Começamos o mês de junho com o texto “Uma Terra, Muitas Dores” (OP 505/2024) de Daniela Boianovsky (SPBsb). A autora aborda os desafios como o preconceito e o ódio direcionados ao povo judeu. Pontua a polarização, a violência e a necessidade de tolerância e coexistência em meio à diversidade de opiniões. Defende a importância da busca por um entendimento pacífico para o conflito israelo-palestino, enfatiza a necessidade de combater o extremismo, promover o diálogo e construir pontes para a coexistência e uma possível solução de dois Estados na região. Daniela escreve: “Temos visto, cada vez mais em tempos de redes sociais, a equação que soma o anseio humano por pertencer à satisfação pulsional em odiar – quanto maior o compartilhamento do ódio ao outro, maior a confirmação de pertencimento. No meu grupo habita o herói, no outro, o inimigo. De um lado, o oprimido, do outro, o opressor. O ciclo se fecha. No reinado do binarismo, o hiato que separa, cega e ensurdece, é soberano. Estimular o fundamentalismo de um lado, é reforçá-lo em seu oposto.”

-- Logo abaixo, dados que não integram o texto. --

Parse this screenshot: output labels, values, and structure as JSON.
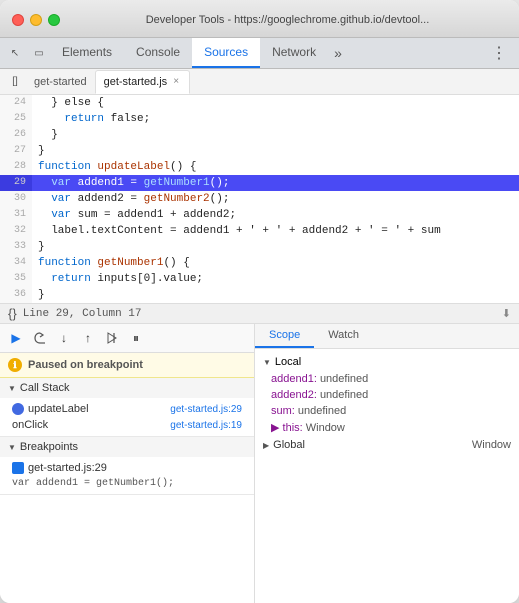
{
  "window": {
    "title": "Developer Tools - https://googlechrome.github.io/devtool..."
  },
  "tabs": {
    "items": [
      {
        "label": "Elements",
        "active": false
      },
      {
        "label": "Console",
        "active": false
      },
      {
        "label": "Sources",
        "active": true
      },
      {
        "label": "Network",
        "active": false
      }
    ],
    "more_label": "»",
    "menu_label": "⋮"
  },
  "file_tabs": {
    "toggle_icon": "[]",
    "items": [
      {
        "label": "get-started",
        "closeable": false,
        "active": false
      },
      {
        "label": "get-started.js",
        "closeable": true,
        "active": true
      }
    ]
  },
  "code": {
    "lines": [
      {
        "num": "24",
        "content": "  } else {",
        "highlighted": false
      },
      {
        "num": "25",
        "content": "    return false;",
        "highlighted": false
      },
      {
        "num": "26",
        "content": "  }",
        "highlighted": false
      },
      {
        "num": "27",
        "content": "}",
        "highlighted": false
      },
      {
        "num": "28",
        "content": "function updateLabel() {",
        "highlighted": false
      },
      {
        "num": "29",
        "content": "  var addend1 = getNumber1();",
        "highlighted": true
      },
      {
        "num": "30",
        "content": "  var addend2 = getNumber2();",
        "highlighted": false
      },
      {
        "num": "31",
        "content": "  var sum = addend1 + addend2;",
        "highlighted": false
      },
      {
        "num": "32",
        "content": "  label.textContent = addend1 + ' + ' + addend2 + ' = ' + sum",
        "highlighted": false
      },
      {
        "num": "33",
        "content": "}",
        "highlighted": false
      },
      {
        "num": "34",
        "content": "function getNumber1() {",
        "highlighted": false
      },
      {
        "num": "35",
        "content": "  return inputs[0].value;",
        "highlighted": false
      },
      {
        "num": "36",
        "content": "}",
        "highlighted": false
      }
    ],
    "cursor_line": "Line 29, Column 17"
  },
  "debugger": {
    "toolbar": [
      {
        "icon": "▶",
        "name": "resume",
        "label": "Resume",
        "active": true
      },
      {
        "icon": "↺",
        "name": "step-over",
        "label": "Step over"
      },
      {
        "icon": "↓",
        "name": "step-into",
        "label": "Step into"
      },
      {
        "icon": "↑",
        "name": "step-out",
        "label": "Step out"
      },
      {
        "icon": "⇥",
        "name": "step",
        "label": "Step"
      },
      {
        "icon": "⏸",
        "name": "pause",
        "label": "Pause on exceptions"
      }
    ],
    "paused_text": "Paused on breakpoint",
    "call_stack": {
      "title": "Call Stack",
      "items": [
        {
          "fn": "updateLabel",
          "file": "get-started.js:29"
        },
        {
          "fn": "onClick",
          "file": "get-started.js:19"
        }
      ]
    },
    "breakpoints": {
      "title": "Breakpoints",
      "items": [
        {
          "label": "get-started.js:29",
          "code": "var addend1 = getNumber1();"
        }
      ]
    }
  },
  "scope": {
    "tabs": [
      {
        "label": "Scope",
        "active": true
      },
      {
        "label": "Watch",
        "active": false
      }
    ],
    "local": {
      "title": "Local",
      "vars": [
        {
          "prop": "addend1:",
          "val": "undefined"
        },
        {
          "prop": "addend2:",
          "val": "undefined"
        },
        {
          "prop": "sum:",
          "val": "undefined"
        },
        {
          "prop": "▶ this:",
          "val": "Window"
        }
      ]
    },
    "global": {
      "title": "Global",
      "val": "Window"
    }
  }
}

Valton de Miranda Leitão (SPFOR) em “Democracia, Fetichismo e Religião – o homem automático, não pensante”, OP 511/2024, adverte: “O psicanalista não pode se autorizar como detentor do saber psicanalítico, pois isso o enquadraria na categoria de sujeito religioso.” E sublinha a importância do pensamento crítico como forma de resistência à alienação imposta pelo fetichismo capitalista.
Miguel Sayad (SBPRJ) questiona o posicionamento das instituições psicanalíticas frente ao mesmo conflito em “Das Zonas de Interesse ao Concerto Psicanalítico. Gaza Agora” (OP 506/2024). E declara: “Não sejamos técnicos, mas humanistas. Empenhemo-nos com nossas vozes em uníssono para condenar a matança, o massacre em Gaza, e salvar a terra e o que resta do povo palestino, restaurando a ética dos direitos humanos, a coexistência pacífica, a justiça e a bondade. A prevalência da Pulsão de Vida.”
No ensaio “Anatomia das Quedas” Rosemary de Fátima Bulgarão (SBPSP), OP 507/2024, enfatiza a compreensão: “Quanto menos encontramos compreensão, maior a chance de regredir para o território das diversas formas de violência. No território das violências, as palavras perdem seu poder de comunicar, de criar e de manter vínculos. É onde pululam os atos. Sob o primado da destrutividade, os sentimentos de desesperança, desconfiança e desconsideração trabalham desfazendo ligações e vínculos afetivos. Prevalece uma força de desligamento e desinvestimento da vida.” E conclui com uma série de perguntas provocativas: “Como é que se disseca uma queda? E qual queda? Da mulher independente e empoderada? Do império da masculinidade e do machismo? Ou a queda da ingenuidade da criança?”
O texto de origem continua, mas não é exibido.